This time from Jennifer (ponderosa).
Think of the plants (trees, flowers, etc) which grow within 50 yards of your home. Which is your favorite?
Port Jackson Fig, Ficus rubiginos. This is a big tree (as tall as our three story house) that grows in our very tiny backyard (big enough for two cars to park in if you jammed them in). We have a love hate relationship with this tree. It’s a beautiful tree (heritage listed!) but one that sheds leaves, fruit, and (because the tree is there) bat droppings all over our backyard all year round. The picture isn’t our tree, but shows how this tree loves to grow out of rocks, and the side of walls. There’s a little one trying to grow out of our neighbour’s garage wall, which will cause some damage eventually.
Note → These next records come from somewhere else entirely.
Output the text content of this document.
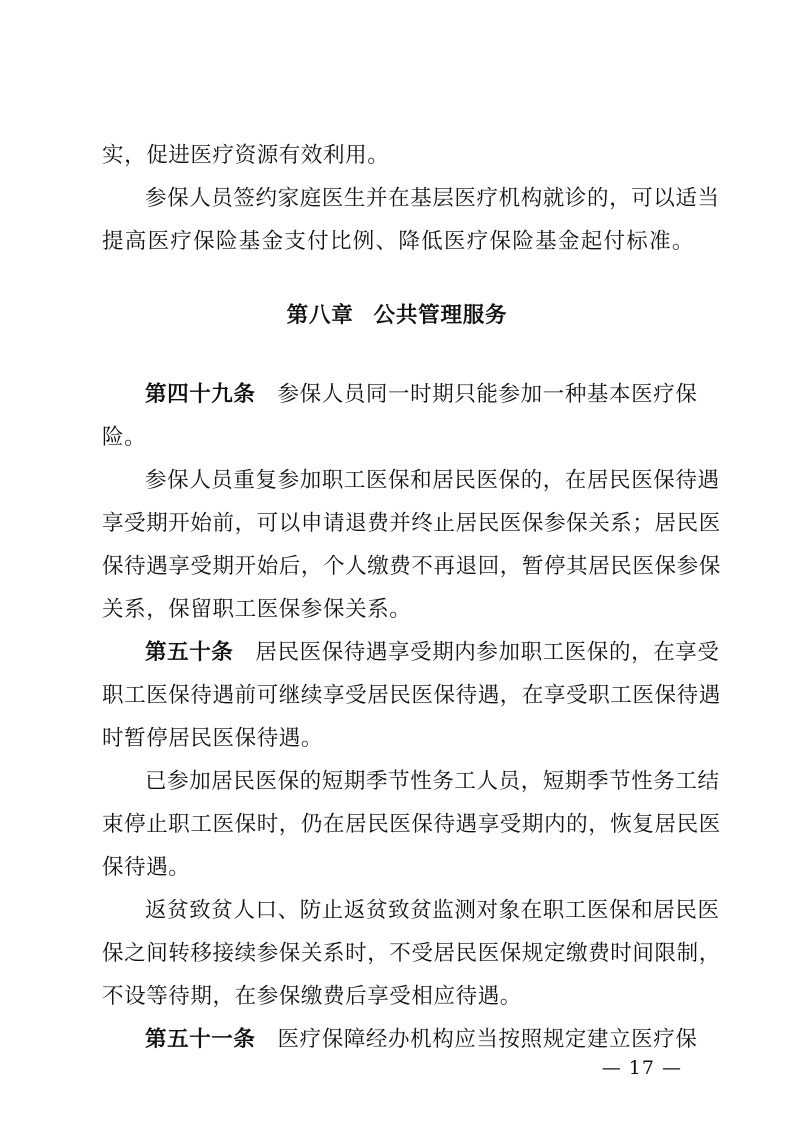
实，促进医疗资源有效利用。
参保人员签约家庭医生并在基层医疗机构就诊的，可以适当
提高医疗保险基金支付比例、降低医疗保险基金起付标准。
第八章 公共管理服务
第四十九条 参保人员同一时期只能参加一种基本医疗保
险。
参保人员重复参加职工医保和居民医保的，在居民医保待遇
享受期开始前，可以申请退费并终止居民医保参保关系；居民医
保待遇享受期开始后，个人缴费不再退回，暂停其居民医保参保
关系，保留职工医保参保关系。
第五十条 居民医保待遇享受期内参加职工医保的，在享受
职工医保待遇前可继续享受居民医保待遇，在享受职工医保待遇
时暂停居民医保待遇。
已参加居民医保的短期季节性务工人员，短期季节性务工结
束停止职工医保时，仍在居民医保待遇享受期内的，恢复居民医
保待遇。
返贫致贫人口、防止返贫致贫监测对象在职工医保和居民医
保之间转移接续参保关系时，不受居民医保规定缴费时间限制，
不设等待期，在参保缴费后享受相应待遇。
第五十一条 医疗保障经办机构应当按照规定建立医疗保
— 17 —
Is any portion of this plant edible in any form? Can you boil the root, eat the berries, make tea from the leaves?
I had never even thought about this before the meme, but found a link that says that the fruit is edible. Certainly the bats love it.
Can you use any portion of this plant to make something that would be truly useful for you? Alternately, can you use any portion of this plant to make something just for fun, just one time?
From the same link, aboriginal people in Sydney used it in many ways. The inner bark of many fig species was used to make twine for dilly bags and fishing nets. The timber of figs is soft and spongy and was relatively easy to work into coolamons, shields, and even dug-out canoes. Fire was also made by twirling a sharpened hardwood stick between the hands against the softer dead fig wood. The milky sap of figs was used as a natural latex to cover wounds.
Can this plant survive on the groundwater available to it, or does it need to be watered?
It survives on its own – it’s native to this area, and we’ve never watered our garden much, even before water restrictions made that difficult.
Do you see any other creatures — birds or bees or squirrels — using this plant?
I also found out from researching this post that it is pollinated by a wasp (which I didn’t know, and have never seen). The thing I like about this tree is that it is visited by fruit bats. We live on the straight line that the bats fly every night between the Botanic Gardens in the centre of Sydney and the northern suburbs, so it’s a snack stop on the way. There are often birds in it also – mynahs (not native) and magpies.
What does this plant look like right now, during this season and at the time of day you’re writing?
It’s 20 January around 7am. It’s not flowering or fruiting at the moment. The leaves stay year round (like all Australian natives), and there aren’t any birds right now (probably because of the lack of fruit).